Awards: Newberry Honor Book

It was Old Bess, the Wise Woman of the village, who first suspected that the baby at her daughter's house was a changeling.
For a time she held her peace. Many babies were I'll-favored, she told herself. Many babies cried with what seemed like fury against the world - though this little Saaski had not done so as a newborn. It even seemed to Old Bess that the child had not looked quite like this for the first few months, but somehow she could never quite remember.
Moql was one of the Folk, a young magical creature who spent her time learning the ways of her people and playing on the Moor. Except Moql isn't like the other young Folk. She isn't as skilled as they are - and that can get them all in trouble. Declared a danger to the band, half-Folk, half-Human Moql is banished, exchanged for one of the beautiful human children in the nearby village.
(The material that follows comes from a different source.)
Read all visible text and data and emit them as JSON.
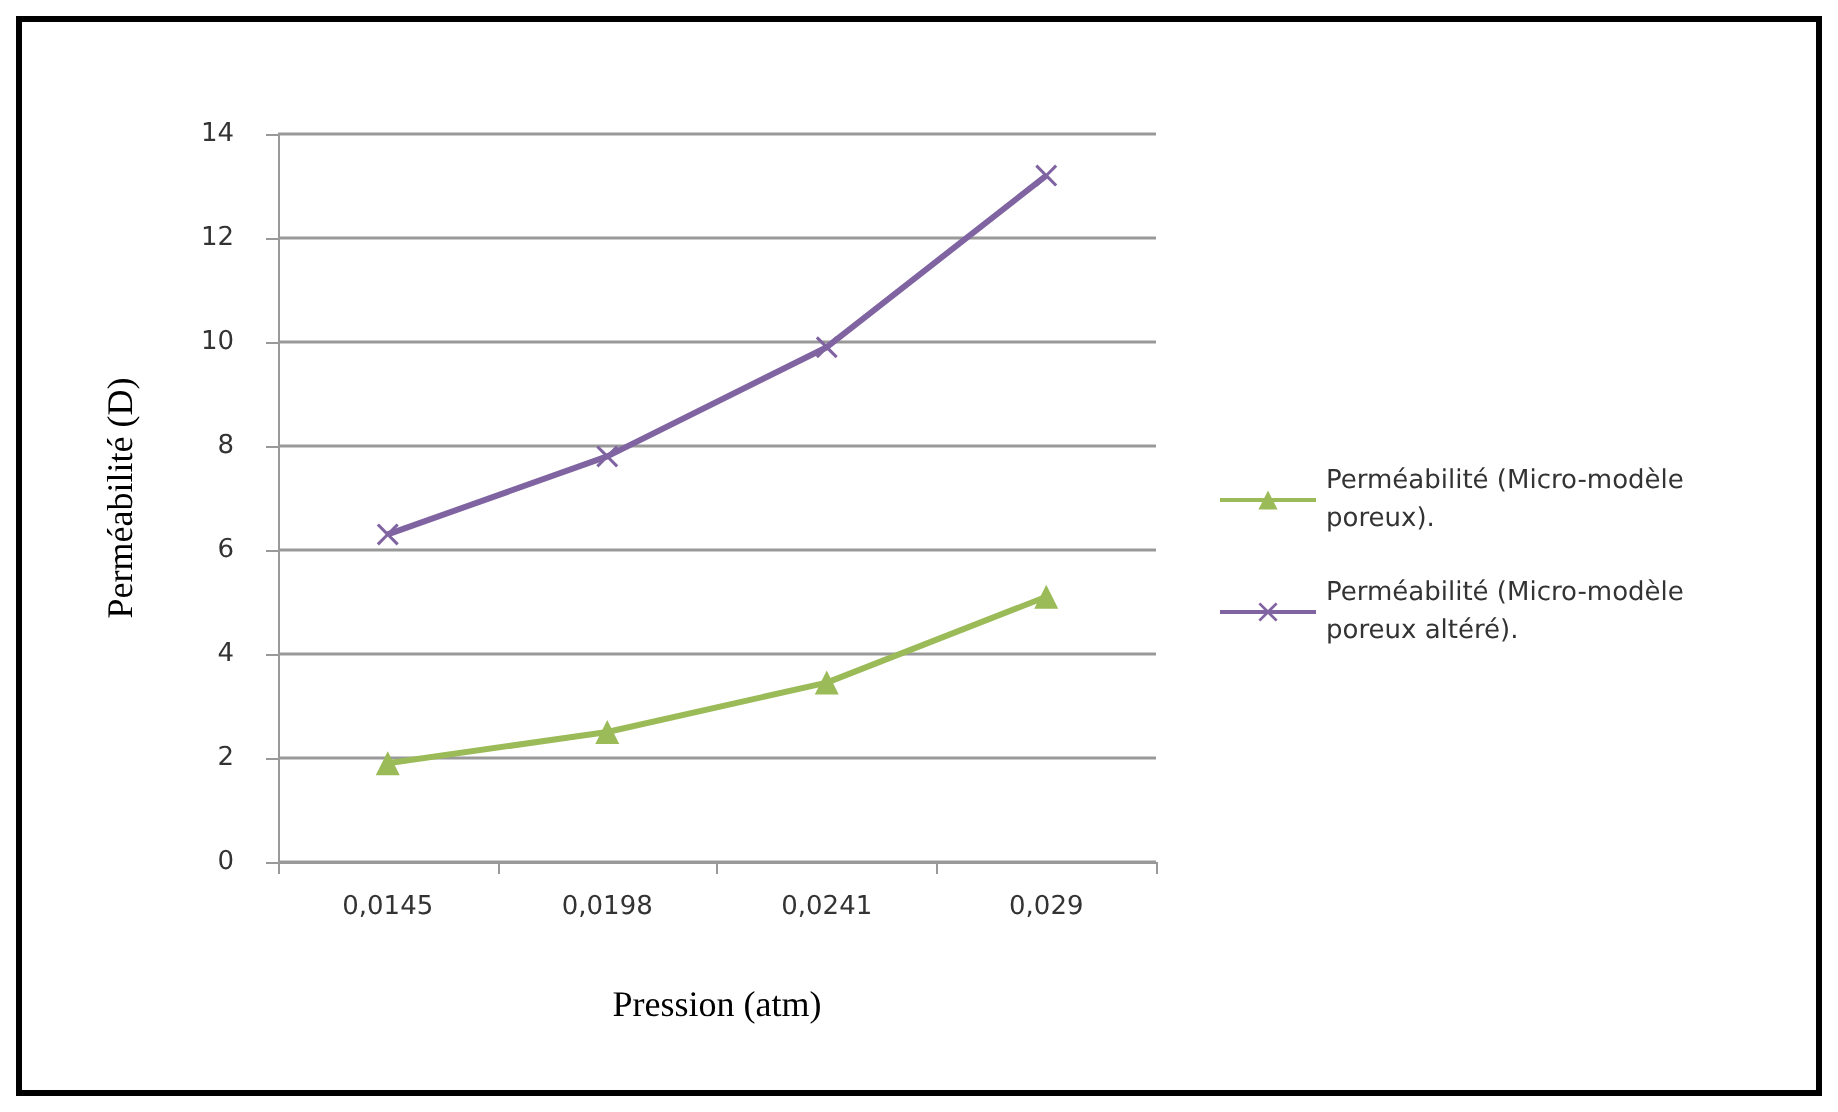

She becomes a Changeling.
Banished to human existence, Moql becomes Saaski and quickly forgets the life she left behind. Unfortunately for Saaski, forgetting doesn't make her any more human, and her odd ways quickly make her a target for the other children's hostilities and causes no end of trouble for her and her 'parents'.
It is only on the moor, free to run and roam with her music and Tam, the traveling companion of a tinker, and her only friend, that she has any peace. But what happens when the village people are no longer willing to live with her oddities. What happens when she starts to remember?
I thoroughly enjoyed The Moorchild for it's innocence and old-world charm. Despite the darker passages dealing with poor Saaski's treatment by the other villagers (rather Grimm-like, I felt), the book on the whole had a wonderfully European fairytale atmosphere which was a far cry from the current slew of fairy novels written for children at the moment.
The books was rich in texture, layering local dialects (beautifully reminiscent of The Secret Garden) over old-world folktales to create a very authentic window into this folksy world.
Definitely recommended for fairytale lovers of any age.